I stretch luxuriously and lie on my stomach.
He lets his fingers run up and down my spine. ‘I love the feel of your spine, the delicate little bones that make your body. They are like skin-covered teeth, only they are not. As you move they flow under my fingers.’
I chuckle. ‘Oh my God! We have unearthed the poet in you.’
‘It’s love. The loved destroys the thing that loves it.’
I turn around to face him, a frown etched on my brow. ‘Are you saying your love for me is destroying you?’
He cups my naked breast possessively. ‘The more I love you the more of a stranger I have become to myself.

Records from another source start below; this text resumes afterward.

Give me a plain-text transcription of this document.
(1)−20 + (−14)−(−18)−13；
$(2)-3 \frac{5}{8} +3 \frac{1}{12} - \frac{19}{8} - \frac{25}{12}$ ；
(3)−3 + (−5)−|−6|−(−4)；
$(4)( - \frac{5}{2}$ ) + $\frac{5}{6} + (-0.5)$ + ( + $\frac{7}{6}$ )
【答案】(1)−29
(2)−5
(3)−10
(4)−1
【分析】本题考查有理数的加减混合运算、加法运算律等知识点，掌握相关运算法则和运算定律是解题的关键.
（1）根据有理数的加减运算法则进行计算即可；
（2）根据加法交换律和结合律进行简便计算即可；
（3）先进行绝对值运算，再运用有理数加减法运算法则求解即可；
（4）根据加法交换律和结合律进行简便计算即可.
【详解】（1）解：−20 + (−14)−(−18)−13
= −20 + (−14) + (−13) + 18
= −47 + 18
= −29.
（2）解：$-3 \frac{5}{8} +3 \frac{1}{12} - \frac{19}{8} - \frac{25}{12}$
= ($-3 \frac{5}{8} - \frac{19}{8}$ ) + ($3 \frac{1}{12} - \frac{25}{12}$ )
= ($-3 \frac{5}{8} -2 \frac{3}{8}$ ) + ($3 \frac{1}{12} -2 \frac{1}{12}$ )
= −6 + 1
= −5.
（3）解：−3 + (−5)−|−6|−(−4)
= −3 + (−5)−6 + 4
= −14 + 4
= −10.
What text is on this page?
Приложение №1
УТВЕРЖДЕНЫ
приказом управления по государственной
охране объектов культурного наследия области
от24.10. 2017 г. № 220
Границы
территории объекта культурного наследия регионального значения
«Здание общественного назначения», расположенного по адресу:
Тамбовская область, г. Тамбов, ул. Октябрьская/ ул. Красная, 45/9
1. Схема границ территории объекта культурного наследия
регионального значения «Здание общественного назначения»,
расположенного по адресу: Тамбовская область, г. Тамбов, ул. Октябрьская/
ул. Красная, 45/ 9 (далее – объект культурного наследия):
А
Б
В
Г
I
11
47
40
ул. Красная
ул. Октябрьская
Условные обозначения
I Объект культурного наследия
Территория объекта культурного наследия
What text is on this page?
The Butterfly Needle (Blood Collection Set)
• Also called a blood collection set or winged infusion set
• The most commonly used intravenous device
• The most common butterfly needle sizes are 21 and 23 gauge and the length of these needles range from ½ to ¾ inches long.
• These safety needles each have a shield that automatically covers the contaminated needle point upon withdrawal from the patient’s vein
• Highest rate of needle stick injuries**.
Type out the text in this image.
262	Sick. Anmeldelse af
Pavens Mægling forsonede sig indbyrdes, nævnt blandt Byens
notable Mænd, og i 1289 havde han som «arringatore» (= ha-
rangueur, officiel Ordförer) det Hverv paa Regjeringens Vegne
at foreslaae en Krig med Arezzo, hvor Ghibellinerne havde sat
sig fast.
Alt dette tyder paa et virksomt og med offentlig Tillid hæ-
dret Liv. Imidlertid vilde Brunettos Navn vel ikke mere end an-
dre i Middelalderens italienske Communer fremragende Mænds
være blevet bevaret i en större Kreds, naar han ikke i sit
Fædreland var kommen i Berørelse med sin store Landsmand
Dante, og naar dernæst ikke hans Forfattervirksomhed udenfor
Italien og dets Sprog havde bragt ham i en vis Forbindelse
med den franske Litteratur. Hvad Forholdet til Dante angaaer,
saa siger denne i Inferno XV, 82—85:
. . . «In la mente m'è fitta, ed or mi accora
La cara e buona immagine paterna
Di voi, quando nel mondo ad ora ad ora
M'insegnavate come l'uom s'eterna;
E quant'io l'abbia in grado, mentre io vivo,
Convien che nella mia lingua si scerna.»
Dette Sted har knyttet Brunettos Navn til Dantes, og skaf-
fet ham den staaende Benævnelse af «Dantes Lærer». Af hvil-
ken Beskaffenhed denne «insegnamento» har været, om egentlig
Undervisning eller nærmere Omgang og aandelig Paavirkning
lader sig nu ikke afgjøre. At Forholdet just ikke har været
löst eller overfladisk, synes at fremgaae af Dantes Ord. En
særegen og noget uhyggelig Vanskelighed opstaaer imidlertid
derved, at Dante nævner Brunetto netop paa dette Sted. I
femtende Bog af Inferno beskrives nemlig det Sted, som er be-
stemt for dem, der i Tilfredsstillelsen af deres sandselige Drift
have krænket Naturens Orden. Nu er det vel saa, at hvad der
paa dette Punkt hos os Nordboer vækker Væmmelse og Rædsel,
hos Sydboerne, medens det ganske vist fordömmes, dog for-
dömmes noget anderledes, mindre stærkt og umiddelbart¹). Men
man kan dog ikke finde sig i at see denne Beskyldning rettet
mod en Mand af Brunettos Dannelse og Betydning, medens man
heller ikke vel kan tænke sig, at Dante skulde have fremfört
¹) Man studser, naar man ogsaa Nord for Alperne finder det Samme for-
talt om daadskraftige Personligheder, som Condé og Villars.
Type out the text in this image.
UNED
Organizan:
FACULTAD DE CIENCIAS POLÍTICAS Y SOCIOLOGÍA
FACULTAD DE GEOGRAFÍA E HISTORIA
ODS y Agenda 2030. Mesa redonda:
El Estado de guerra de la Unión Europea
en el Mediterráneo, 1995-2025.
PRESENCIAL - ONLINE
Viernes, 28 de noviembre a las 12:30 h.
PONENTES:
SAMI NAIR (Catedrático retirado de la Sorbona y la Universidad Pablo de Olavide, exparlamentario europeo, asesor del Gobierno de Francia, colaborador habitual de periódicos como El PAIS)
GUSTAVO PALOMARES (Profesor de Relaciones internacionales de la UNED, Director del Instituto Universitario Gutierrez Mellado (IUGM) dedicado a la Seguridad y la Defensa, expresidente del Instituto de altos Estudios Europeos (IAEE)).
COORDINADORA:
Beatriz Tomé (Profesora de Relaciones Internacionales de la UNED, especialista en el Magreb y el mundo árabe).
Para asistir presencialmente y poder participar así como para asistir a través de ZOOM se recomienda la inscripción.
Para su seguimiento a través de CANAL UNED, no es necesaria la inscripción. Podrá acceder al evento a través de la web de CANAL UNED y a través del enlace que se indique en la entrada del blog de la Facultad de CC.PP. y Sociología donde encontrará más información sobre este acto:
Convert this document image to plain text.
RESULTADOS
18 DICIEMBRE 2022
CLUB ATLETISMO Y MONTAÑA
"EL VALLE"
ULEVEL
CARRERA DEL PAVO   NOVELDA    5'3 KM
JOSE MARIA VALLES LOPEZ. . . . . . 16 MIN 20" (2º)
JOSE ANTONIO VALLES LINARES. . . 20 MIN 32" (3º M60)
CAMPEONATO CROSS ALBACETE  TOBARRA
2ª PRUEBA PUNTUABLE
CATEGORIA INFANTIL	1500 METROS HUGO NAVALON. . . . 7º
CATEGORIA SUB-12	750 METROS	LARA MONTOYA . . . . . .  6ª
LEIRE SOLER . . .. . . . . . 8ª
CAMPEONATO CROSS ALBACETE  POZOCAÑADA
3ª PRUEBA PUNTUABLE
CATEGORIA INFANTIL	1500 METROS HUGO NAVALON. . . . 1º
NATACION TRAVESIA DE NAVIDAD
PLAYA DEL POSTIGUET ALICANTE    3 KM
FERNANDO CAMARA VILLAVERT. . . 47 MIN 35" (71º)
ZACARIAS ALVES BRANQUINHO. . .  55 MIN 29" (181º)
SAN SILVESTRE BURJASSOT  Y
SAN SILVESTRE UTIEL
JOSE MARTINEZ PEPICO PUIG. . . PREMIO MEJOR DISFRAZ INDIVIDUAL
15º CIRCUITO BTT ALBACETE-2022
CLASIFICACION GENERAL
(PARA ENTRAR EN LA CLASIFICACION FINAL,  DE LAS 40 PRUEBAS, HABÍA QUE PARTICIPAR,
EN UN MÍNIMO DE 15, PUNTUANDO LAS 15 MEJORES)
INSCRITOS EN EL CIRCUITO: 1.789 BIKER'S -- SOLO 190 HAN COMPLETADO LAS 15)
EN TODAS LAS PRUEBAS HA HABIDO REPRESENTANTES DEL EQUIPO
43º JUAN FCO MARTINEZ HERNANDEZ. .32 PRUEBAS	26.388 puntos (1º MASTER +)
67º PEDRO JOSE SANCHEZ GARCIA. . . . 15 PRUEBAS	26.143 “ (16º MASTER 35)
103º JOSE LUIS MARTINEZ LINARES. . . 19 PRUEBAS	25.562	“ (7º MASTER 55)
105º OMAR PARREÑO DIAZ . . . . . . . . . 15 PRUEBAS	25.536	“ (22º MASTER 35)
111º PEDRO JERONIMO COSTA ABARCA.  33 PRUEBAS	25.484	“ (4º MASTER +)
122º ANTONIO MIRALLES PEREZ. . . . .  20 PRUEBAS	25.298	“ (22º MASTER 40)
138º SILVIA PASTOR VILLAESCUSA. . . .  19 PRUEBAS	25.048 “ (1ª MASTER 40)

Now I do and say things that I would never have dreamed of doing or saying. I can hardly believe that I lived all these years without you.’
I run my finger down his cheek. ‘Sometimes I get so scared. Everything I have ever loved has been taken away from me.’ I look down to the duvet cover. My voice trembles like the strings of a harp. I bite back the tears that have so suddenly arrived to spoil what should have been a beautiful moment.
He leans in and kisses the top of my left shoulder. ‘My love, my love, if you are still living and I am not, then I will haunt you until your dying day.’